When planning costs, IS managers must distinguish between the theoretical and used capacity of a system. Failure to account for this is one of the more frequent causes of cost overruns among users moving to new systems. It may be necessary to add additional capacity to handle peak workloads. For example, properly managed disk storage subsystems may have high levels of occupancy (85 percent and over is the norm in efficient installations). There is a close relationship between data volumes used in applications and actual disk capacity. Inactive data is more frequently dumped to tape, thus reducing disk capacity requirements and corresponding hardware costs. If a system operates less efficiently, capacity requirements, and hence costs, can be substantially higher even if workloads are the same.
Consolidation, Rationalization, and Automation
Properly applied, the principles of consolidation, rationalization, and automation almost invariably reduce IS costs. Conversely, an organization characterized by diseconomies of scale, unnecessary overlaps and duplications of IS resources, and a prevalence of manual operating procedures will experience significantly higher IS
costs than one that is efficiently managed.
For example, in many organizations, numerous applications perform more or less the same function. These applications have few users relative to their CPU and storage capacity utilization, as well as to their license fee costs.
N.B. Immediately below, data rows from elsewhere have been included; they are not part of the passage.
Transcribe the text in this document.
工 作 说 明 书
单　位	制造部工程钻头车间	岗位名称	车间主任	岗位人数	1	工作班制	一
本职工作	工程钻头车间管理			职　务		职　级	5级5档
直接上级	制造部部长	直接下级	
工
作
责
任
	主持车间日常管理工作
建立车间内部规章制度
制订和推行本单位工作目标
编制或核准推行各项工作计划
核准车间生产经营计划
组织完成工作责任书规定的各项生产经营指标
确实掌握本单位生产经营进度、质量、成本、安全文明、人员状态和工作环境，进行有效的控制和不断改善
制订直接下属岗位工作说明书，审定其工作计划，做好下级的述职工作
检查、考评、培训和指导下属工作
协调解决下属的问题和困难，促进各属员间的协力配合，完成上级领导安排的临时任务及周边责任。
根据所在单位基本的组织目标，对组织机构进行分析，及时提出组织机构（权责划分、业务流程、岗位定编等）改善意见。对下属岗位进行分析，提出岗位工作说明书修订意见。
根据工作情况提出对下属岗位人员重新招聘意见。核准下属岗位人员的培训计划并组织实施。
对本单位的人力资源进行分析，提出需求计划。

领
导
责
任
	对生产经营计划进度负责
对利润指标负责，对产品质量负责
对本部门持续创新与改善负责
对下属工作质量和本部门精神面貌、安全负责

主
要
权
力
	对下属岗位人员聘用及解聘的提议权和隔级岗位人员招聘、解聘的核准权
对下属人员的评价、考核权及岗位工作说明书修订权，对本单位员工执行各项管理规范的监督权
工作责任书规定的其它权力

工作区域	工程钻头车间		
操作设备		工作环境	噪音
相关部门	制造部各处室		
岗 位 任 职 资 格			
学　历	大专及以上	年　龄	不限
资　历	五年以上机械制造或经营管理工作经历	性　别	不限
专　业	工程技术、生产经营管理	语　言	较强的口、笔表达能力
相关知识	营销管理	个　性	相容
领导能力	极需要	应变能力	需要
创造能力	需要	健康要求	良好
Proliferation of databases, networks, and other facilities, along with underutilized operating systems and subsystems, also unnecessarily increase IS costs.
Requirements for hardware capacity can also be inflated by software versions that contain aged and inefficiently structured code. System loading will be significantly less if these older versions are reengineered or replaced with more efficient alternatives or if system, database, and application tuning procedures are used.
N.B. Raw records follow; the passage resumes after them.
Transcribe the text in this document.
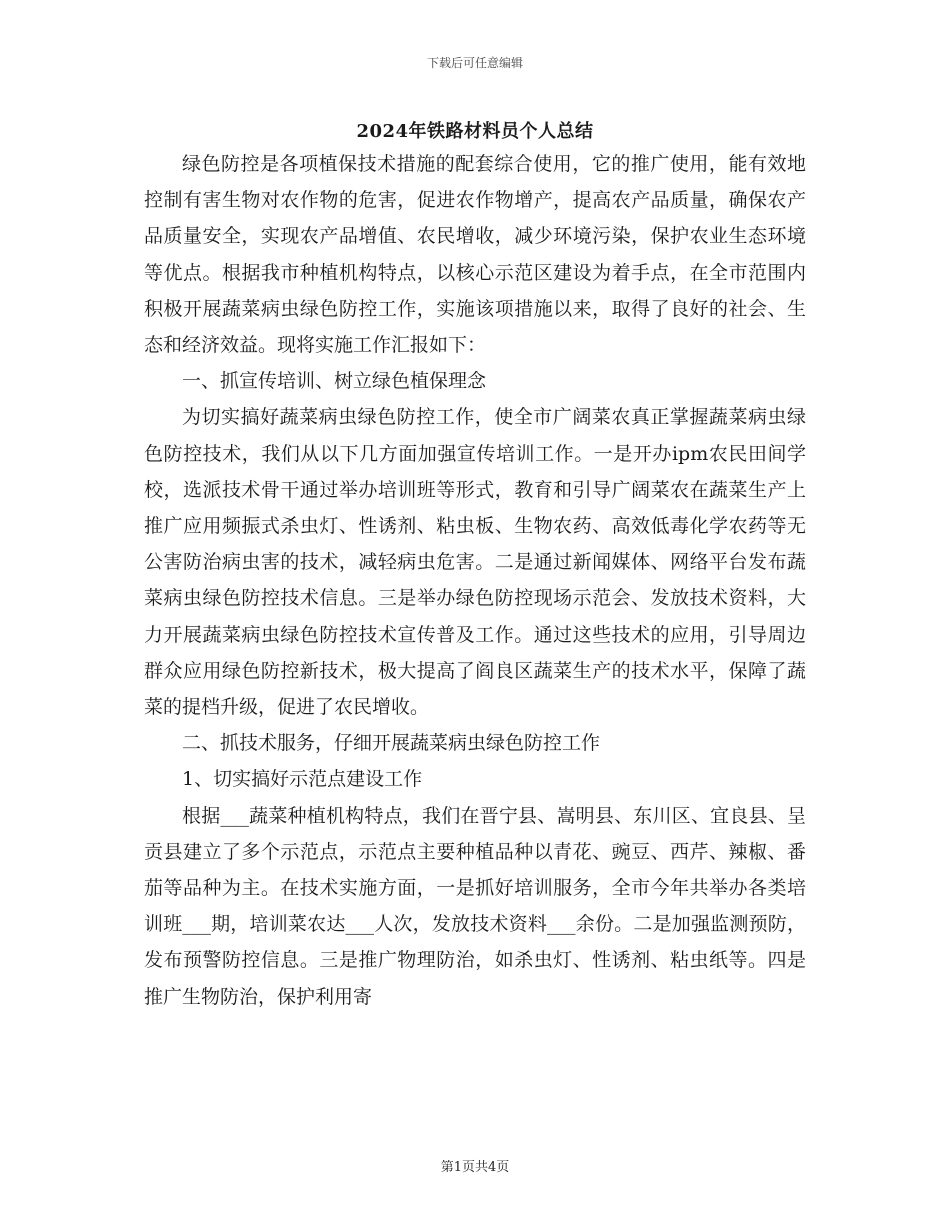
下载后可任意编辑
2024年铁路材料员个人总结

绿色防控是各项植保技术措施的配套综合使用，它的推广使用，能有效地控制有害生物对农作物的危害，促进农作物增产，提高农产品质量，确保农产品质量安全，实现农产品增值、农民增收，减少环境污染，保护农业生态环境等优点。根据我市种植机构特点，以核心示范区建设为着手点，在全市范围内积极开展蔬菜病虫绿色防控工作，实施该项措施以来，取得了良好的社会、生态和经济效益。现将实施工作汇报如下：

一、抓宣传培训、树立绿色植保理念

为切实搞好蔬菜病虫绿色防控工作，使全市广阔菜农真正掌握蔬菜病虫绿色防控技术，我们从以下几方面加强宣传培训工作。一是开办ipm农民田间学校，选派技术骨干通过举办培训班等形式，教育和引导广阔菜农在蔬菜生产上推广应用频振式杀虫灯、性诱剂、粘虫板、生物农药、高效低毒化学农药等无公害防治病虫害的技术，减轻病虫危害。二是通过新闻媒体、网络平台发布蔬菜病虫绿色防控技术信息。三是举办绿色防控现场示范会、发放技术资料，大力开展蔬菜病虫绿色防控技术宣传普及工作。通过这些技术的应用，引导周边群众应用绿色防控新技术，极大提高了阎良区蔬菜生产的技术水平，保障了蔬菜的提档升级，促进了农民增收。

二、抓技术服务，仔细开展蔬菜病虫绿色防控工作

1、切实搞好示范点建设工作

根据___蔬菜种植机构特点，我们在晋宁县、嵩明县、东川区、宜良县、呈贡县建立了多个示范点，示范点主要种植品种以青花、豌豆、西芹、辣椒、番茄等品种为主。在技术实施方面，一是抓好培训服务，全市今年共举办各类培训班___期，培训菜农达___人次，发放技术资料___余份。二是加强监测预防，发布预警防控信息。三是推广物理防治，如杀虫灯、性诱剂、粘虫纸等。四是推广生物防治，保护利用寄

第1页共4页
Automation tools can reduce staffing levels, usually by eliminating manual tasks.
Properly used, these tools also deliver higher levels of CPU capacity utilization and disk occupancy than would be possible with more labor-intensive scheduling and tuning techniques. A 1993 study commissioned by the U.S. Department of Defense compared key cost items for more efficient best-practice data centers with industry averages. Its results, summarized in Exhibit 3, are consistent with the findings of similar benchmarking studies worldwide.